Nous sommes arrivés à la station-service. Je sors avec lui pour qu'il me montre. Il me donne sa carte bancaire que j’insère dans la fente de la machine et me pousse pour qu'il tape le code. Mais, il me dit "4 8 9 0". Je le regarde en me disant que c’est une blague, qu’il n’oserait pas me le confier. Je tente tout même de composer les chiffres : « code accepté ».

  • Tu m'as vraiment donné ton code ? Je pourrai en profiter en te piquant ta carte sans que tu le vois.
  • Je te fais confiance.

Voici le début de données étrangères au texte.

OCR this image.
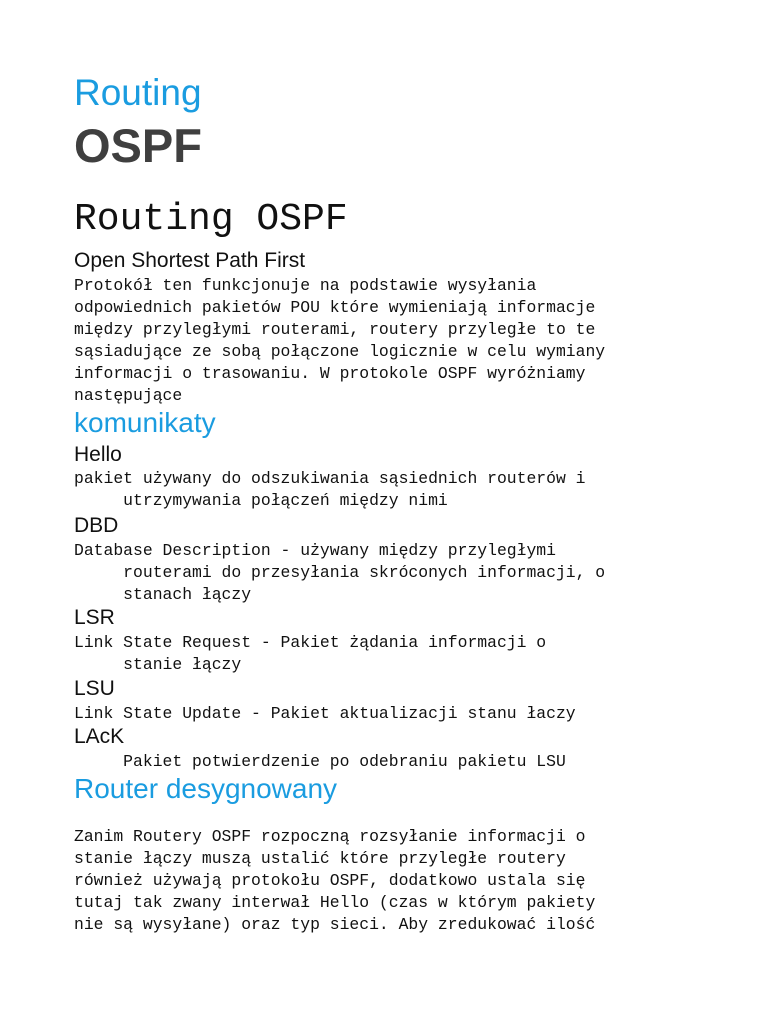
Routing
OSPF
Routing OSPF
Open Shortest Path First
Protokół ten funkcjonuje na podstawie wysyłania
odpowiednich pakietów POU które wymieniają informacje
między przyległymi routerami, routery przyległe to te
sąsiadujące ze sobą połączone logicznie w celu wymiany
informacji o trasowaniu. W protokole OSPF wyróżniamy
następujące
komunikaty
Hello
pakiet używany do odszukiwania sąsiednich routerów i
utrzymywania połączeń między nimi
DBD
Database Description - używany między przyległymi
routerami do przesyłania skróconych informacji, o
stanach łączy
LSR
Link State Request - Pakiet żądania informacji o
stanie łączy
LSU
Link State Update - Pakiet aktualizacji stanu łaczy
LAcK
Pakiet potwierdzenie po odebraniu pakietu LSU
Router desygnowany
Zanim Routery OSPF rozpoczną rozsyłanie informacji o
stanie łączy muszą ustalić które przyległe routery
również używają protokołu OSPF, dodatkowo ustala się
tutaj tak zwany interwał Hello (czas w którym pakiety
nie są wysyłane) oraz typ sieci. Aby zredukować ilość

De toute façon, j'ai des trucs super compromettant sur toi, je ne risque rien.
  • Ça, c'est du chantage de bas niveau... Je choisis quoi maintenant ?
  • Essence.
  • … Heu... C'est lequel ? C'est pas marqué essence.
  • T'as de la chance de ne pas avoir les cheveux blonds... Mais c'est amusant de voir que tu pompes les bites à la chaine mais que tu ne sais pas utiliser une pompe à essence.

 

Je lui fais un joli doigt d'honneur, et il me dit "SP98". Là, c’est écrit. Il me donne une sorte de gant en plastique pour que je tienne le truc qui ressemble à un pistolet. Il se mets sur le côté à m’observer m'occuper de l’engin. Et je lui dis :

  • J'ai pas l'impression que ça coule.
  • Il faut appuyer sur la gâchette.
  • C'est-ce que j'ai fait.
  • Il faut rester appuyé...
  • Ah... C'est pas pratique.
  • Il se passe quoi si je retire la ceinture de ton manteau ?
  • Gros malin... Ben, il va s'ouvrir.
  • C'est con, je crois que je suis trop crevé pour avoir envie de faire quoi que ce soit, mais j'ai vraiment envie de voir Deep Blue.

 

Est-il sérieux ? Juste à l'idée de ce qu'il compte faire, ma respiration s'accélère. Il prend le bout de la ceinture, tire tout doucement. La pression monte en moi. Nous sommes peut-être seul à la station, mais il y a des caméras de surveillance. Et il s'arrête, sans lâcher ce qu'il tient, et me demande :

  • Tu veux que je continue ?
  • Si tu veux voir Deep Blue, il va falloir... Je sens qu'elle arrive.
  • Et Pauline a envie de quoi ?
  • … Que quelqu'un l'aide à se laisser aller sans se poser de question.

 

Il donne un petit coup sec, le nœud se détache, le manteau s'ouvre. Je le laisse le faire glisser le long de mes épaules, puis le ranger sur le siège arrière de la voiture. Je suis nue à remplir le réservoir de sa voiture. Je suis Deep Blue.